Mikula was diagnosed two weeks ago, Maddow said. The day Mikula tested positive, Maddow said she tested negative, and the two have physically kept apart since. Maddow said Mikula got "sicker and sicker" over the past two weeks but is starting to recover. 

"The bottom line is that she's going to be fine. She is recovering. She's still sick but she's going to be OK," Maddow said. "We're not scared anymore like we were, but it really didn't feel like it was going to be OK at the outset." 

Maddow emotionally described her relationship, saying Mikula "is the center of my universe." The couple has been together for more than 21 years, Maddow said. 

"The way that I think about it is not that she is the sun and I'm a planet that orbits her — that would give too much credit to the other planets. I think of it more as a pitiful thing that she is the planet and I am a satellite and I'm up there sort of beep beep beeping at her and blinking my lights and just trying to make her happy," Maddow said. "...My relationship with Susan is the only thing at the end of the day that I would kill or die for without hesitation." 

Maddow went on to urge viewers to "recalibrate" their decisions and plans, particularly with the upcoming holidays. 

"Just believe me, whatever you have calculated into your life as acceptable risk, as inevitable risk, something that you're willing to go through in terms of this virus because, hey, statistically it probably will be fine for you and your loved ones, I'm just here to tell you to recalibrate that," Maddow said.

She pointed at hospitalization numbers that have drastically increased over the past few weeks. On Wednesday, a record 73,000 people in the U.S. were hospitalized for COVID-19, and data has shown that many hospitals are expecting to face staffing shortages as cases continue to surge. Broadly speaking, Maddow explained, "There isn't room for you in the hospital anymore." 

The news and politics host acknowledged that people might be more willing to risk themselves now, after dealing with the pandemic for more than half the year, but said the virus doesn't give people the "choice" of who or how hard it will affect someone.

"I would have done anything, I would have moved mountains for it to have been me who was sick these past couple of weeks instead of Susan. I still would give anything for that, but this thing does not give you that choice," Maddow said. "You can't say I'm willing to just get it myself and play the odds... it wont necessarily be you. It will be the person you most care about in the world, and how can you bear that?" 
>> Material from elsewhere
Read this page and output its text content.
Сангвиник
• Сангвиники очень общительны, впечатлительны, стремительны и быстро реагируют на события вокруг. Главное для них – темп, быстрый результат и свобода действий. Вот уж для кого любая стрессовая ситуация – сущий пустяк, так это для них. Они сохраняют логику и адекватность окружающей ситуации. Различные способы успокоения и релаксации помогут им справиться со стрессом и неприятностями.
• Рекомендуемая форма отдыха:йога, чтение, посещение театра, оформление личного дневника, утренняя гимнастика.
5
The Centers for Disease Control and Prevention, as well as local, state and federal officials have recommended that people refrain from traveling for Thanksgiving. Many also recommend that people only celebrate the holiday with those they live with, to prevent further spread. 

Maddow repeated the caution, saying, "Yeah, that's going to suck, but that's going to suck so much less than you or somebody in your family getting this and getting sick." 

"This thing is scary as hell. Whatever you've been willing to do to risk getting it, don't," Maddow said. "Just don't do it."